We first evaluate ReMAP in the context of a heterogeneous CMP executing entire programs and then evaluate the performance of the optimized regions to show the sources of the improvements.

#### A. ReMAP in a Heterogeneous CMP

The ReMAP system is composed of clusters of four OOO1 cores plus a 24-row SPL, coupled with clusters of OOO2 cores (Figure 2(a)). An alternative is a cluster of four OOO2 cores with a dedicated communication network (*OOO2+Comm*), similar to previous proposals [7], [24]. Assuming zero hardware cost for the communication network, an *OOO2+Comm* cluster consumes approximately the same area as an SPL cluster. In the ReMAP configuration, regions of code that utilize the SPL are run on the SPL cluster while other regions are run on an OOO2 core. The migration overhead is accounted for by draining in-flight instructions and stopping execution for 500 cycles to model the time necessary to context switch all state to the new core (determined by running the requisite code in the simulator).

We compare these two schemes using workloads that use the SPL for computation alone and those that use the SPL for computation+communication (results for barrier synchronization are discussed separately in Section V-C).



Figure 8. Performance relative to single threaded baseline.



Figure 9. Energy×delay relative to single threaded baseline.

Computation-only workloads are run concurrently with other computation-only workloads to account for SPL contention. Communicating workloads are run separately, but are given access to only half of the SPL, under the assumption that the other half is in use by another communicating pair.

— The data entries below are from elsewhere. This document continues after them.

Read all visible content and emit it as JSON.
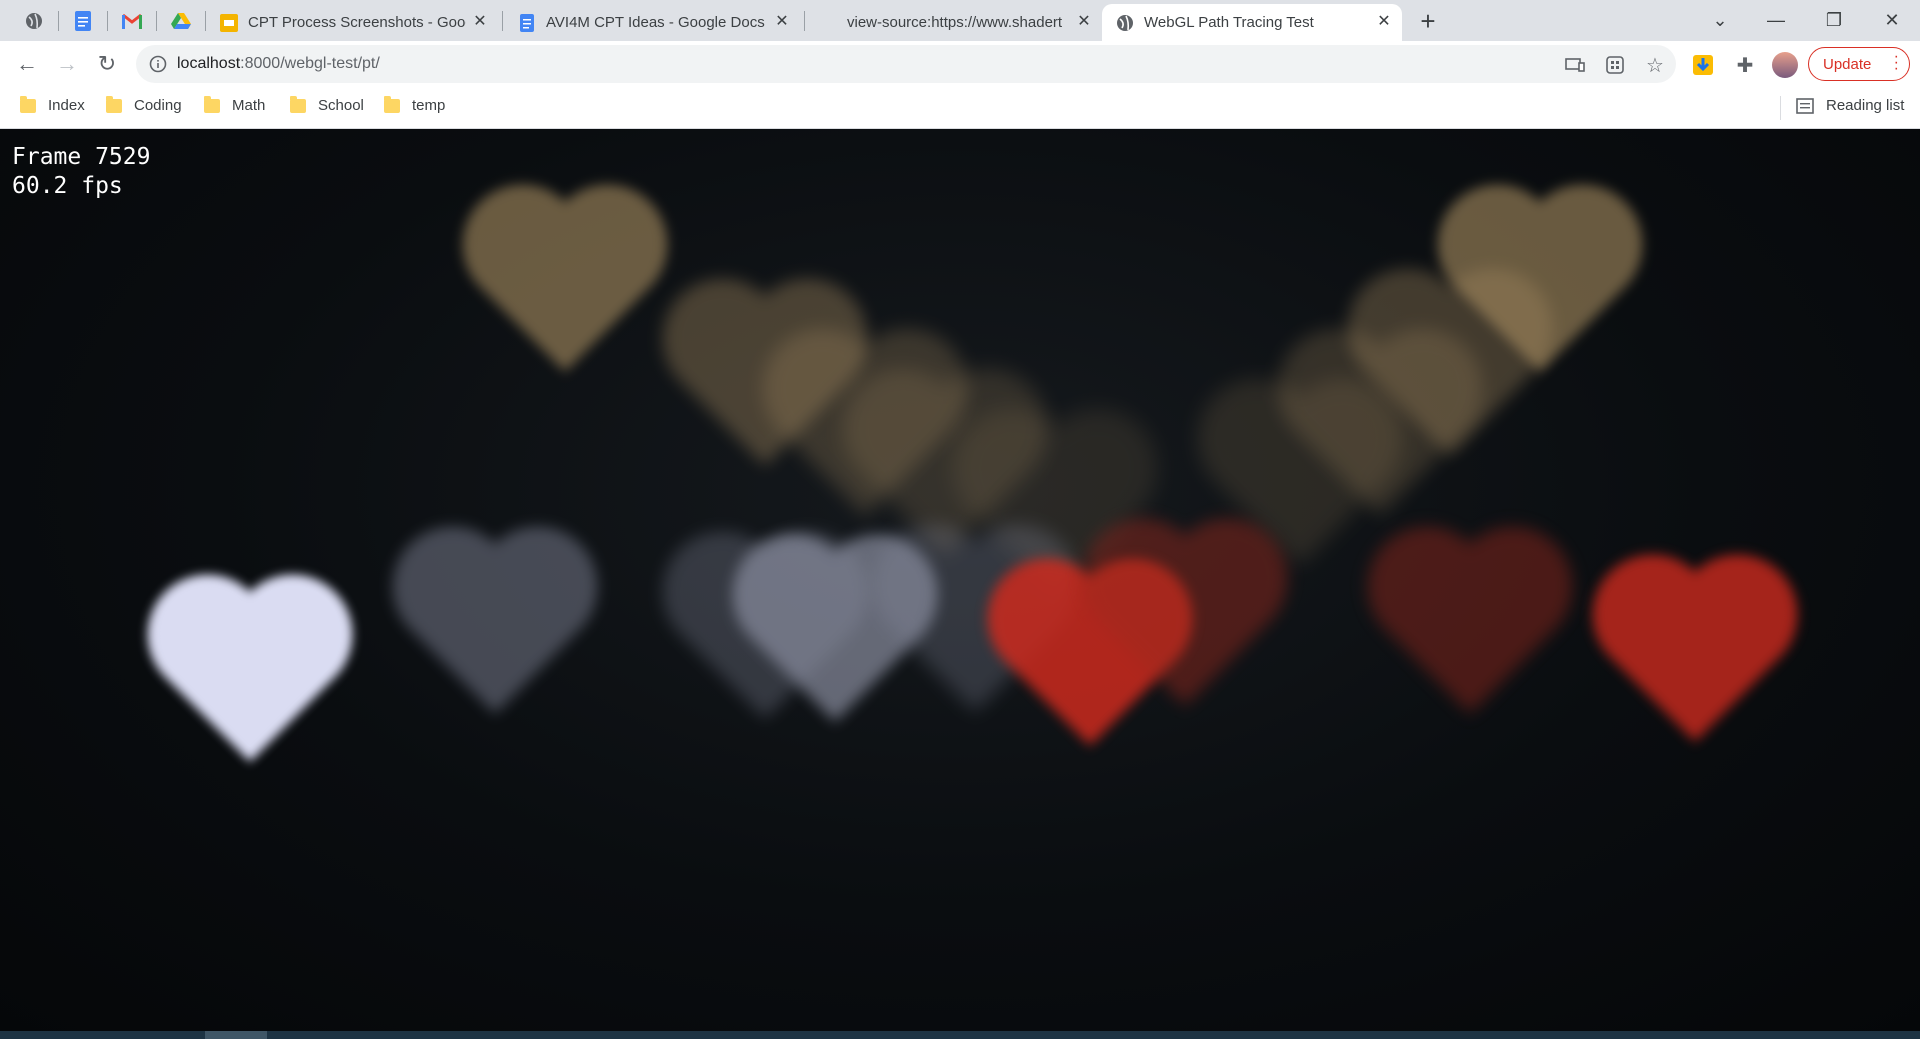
{
  "browser": {
    "tabs": [
      {
        "title": "CPT Process Screenshots - Googl",
        "icon": "slides-icon"
      },
      {
        "title": "AVI4M CPT Ideas - Google Docs",
        "icon": "docs-icon"
      },
      {
        "title": "view-source:https://www.shadert",
        "icon": "none"
      },
      {
        "title": "WebGL Path Tracing Test",
        "icon": "globe-icon",
        "active": true
      }
    ],
    "pinned_tabs": [
      "globe-icon",
      "docs-icon",
      "gmail-icon",
      "drive-icon"
    ],
    "new_tab_label": "+",
    "url_host": "localhost",
    "url_path": ":8000/webgl-test/pt/",
    "update_label": "Update"
  },
  "bookmarks": [
    {
      "label": "Index"
    },
    {
      "label": "Coding"
    },
    {
      "label": "Math"
    },
    {
      "label": "School"
    },
    {
      "label": "temp"
    }
  ],
  "reading_list_label": "Reading list",
  "hud": {
    "frame": "Frame 7529",
    "fps": "60.2 fps"
  },
  "colors": {
    "accent_update": "#d93025",
    "heart_gold": "#b89a68",
    "heart_white": "#e6e8ff",
    "heart_red": "#cc2a1e"
  }
}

The performance improvement of the two configurations relative to executing the original sequential code on a OOO1 core is shown in Figure 8. ReMAP performs as well or better than OOO2+Comm in all but one case. On average ReMAP performs 49% better than OOO2+Comm for computation-only workloads and 41% better for communicating workloads. In the one exception, *twolf*, the time duration of the sequential regions are so short that the migration cost outweighs the benefit of executing these regions on the 2-way issue core. The performance benefit of executing on the 2-way issue core during the sequential regions (with OOO2+Comm) outweighs the benefit of executing on the SPL during the parallel sections.

Figure 9 shows energy×delay (ED) for the two configurations relative to the single threaded baseline. ReMAP provides better ED than both the baseline and OOO2+Commconfigurations in all but one case. The one exception is again *twolf*, where both alternatives achieve worse ED than the baseline, indicating that *twolf* should be run as a single thread on a simple core if energy is a significant concern. OOO2+Comm also generally provides better ED than the baseline, but only marginally so in cases such as *cjpeg*, *astar*, and *libquantum*. With the exception of *twolf*, ReMAP provides 45% better performance on average and 35% lower energy consumption on average than OOO2+Comm.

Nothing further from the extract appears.